What is surprising is that during the early 1990s, employment growth in Ninth District states exceeded projections prepared by the U.S. Commerce Department's Bureau of Economic Analysis (BEA). Every five years the BEA prepares regional projections to assist public and private officials in their planning. Projections, released in 1990, were compared to actual growth from 1988 to 1991 in the June 1993 BEA Survey of Current Business. These projections are based on extensions of the states' historical trends in a recession-free economy, where everyone is employed.

District states have done better than their historical trends would suggest because they appear to have been able to adapt to recent and rapid changes in national and international markets.

Much of the district's ability to adapt can probably be attributed to advances in technology, which have increased the district's accessibility to national and international markets. District states are removed from the country's major population centers and district population is highly dispersed within these states, but jet aircraft, for example, have increased travel to and from the district.
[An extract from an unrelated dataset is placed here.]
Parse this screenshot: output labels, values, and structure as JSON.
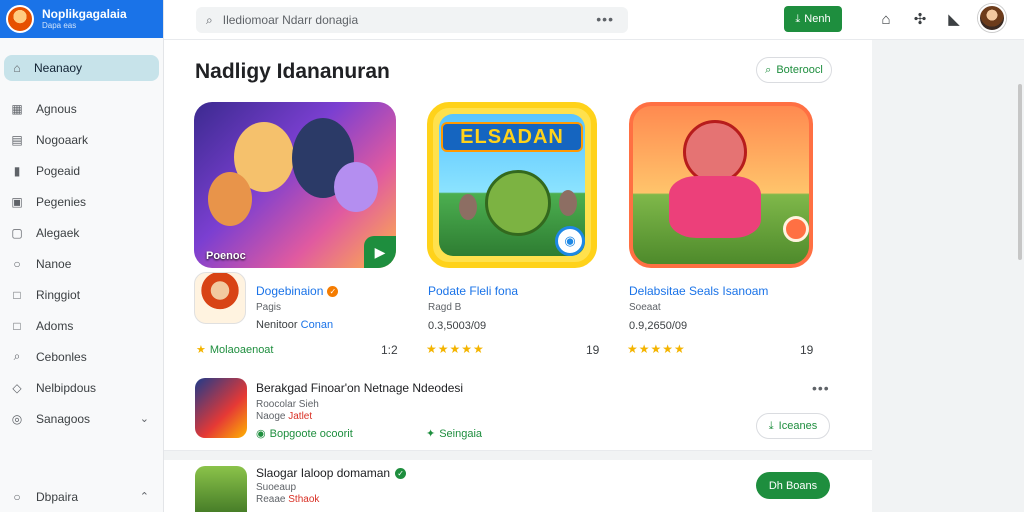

More recently, advances in telecommunications have made the region less remote, and firms have established credit card processing, telemarketing and insurance claims processing centers in the district states. This helps explain why employment in the services exceeded projections.

Also, as US manufacturing has shifted toward high-technology products where transportation costs are not a significant cost factor, states such as South Dakota and North Dakota, where manufacturing wages are well below the national average, have become attractive manufacturing locations, and in the early 1990s their employment growth in the goods- producing industries was well above projections.

Government policy has also influenced the district's ability to accommodate changes in national and international markets. State and local government education outlays produced a high quality labor force, and the federal interstate highway system significantly increased access to the district.

While government services and infrastructure are part of a state's attractiveness to businesses, so it is with their tax structures. "There's a growing consensus among economists that state and local taxes have a significant effect on almost every other aspect of economic activity— business location decisions, startups, and income growth," according to a recent Business Week article. Montana's and South Dakota's state and local taxes as a percent of personal income are among the lowest in the nation, and these states' employment growth exceeded projections by the largest amount in the district.

Furthermore, changes in some economic conditions benefited district states. The region's tourism business got a boost from the mid-1980s decline in gasoline prices, which helped service employment to surpass projections in all district states. Also, in the mid-1980s the exchange value of the dollar fell and manufactured exports subsequently rose sharply, which helped district goods-producing industries. Moreover, people's tastes change; the desire for a less hectic life style has prompted many to leave California, and in the early 1990s Montana experienced immigration which helped its employment growth to exceed projections.

While the district's services and goods-producing industries adapted and exceeded employment projections, growth in the natural resources industries was below projections, and district states had substantial employment declines in these sectors. Some of these employment declines can be attributed to transitory factors such as the drought in the late 1980s, but others can be ascribed to permanent factors such as environmental regulations, ore depletion and increased foreign competition.

In the earliest stages of the district's development, agricultural, timber and mineral resources largely determined its growth. In terms of the percent of a state product derived from these three industries, North Dakota ranks third, South Dakota fifth, Montana eighth, Minnesota 20th and Wisconsin 24th, indicating the continued importance of these industries.

Meanwhile, the district's ability to adapt and exceed projections did not insulate the region from economic problems; the 1990-91 recession hurt district states, corporations have been restructuring here as elsewhere and cutbacks in defense spending have cost the region jobs.

Looking ahead, with the prospects for economic growth "the best in decades," according to Federal Reserve Chairman Alan Greenspan at a recent congressional hearing, combined with district states' ability to adapt to recent changes in national and international markets, the future bodes well for Ninth District states for the balance of the 1990s.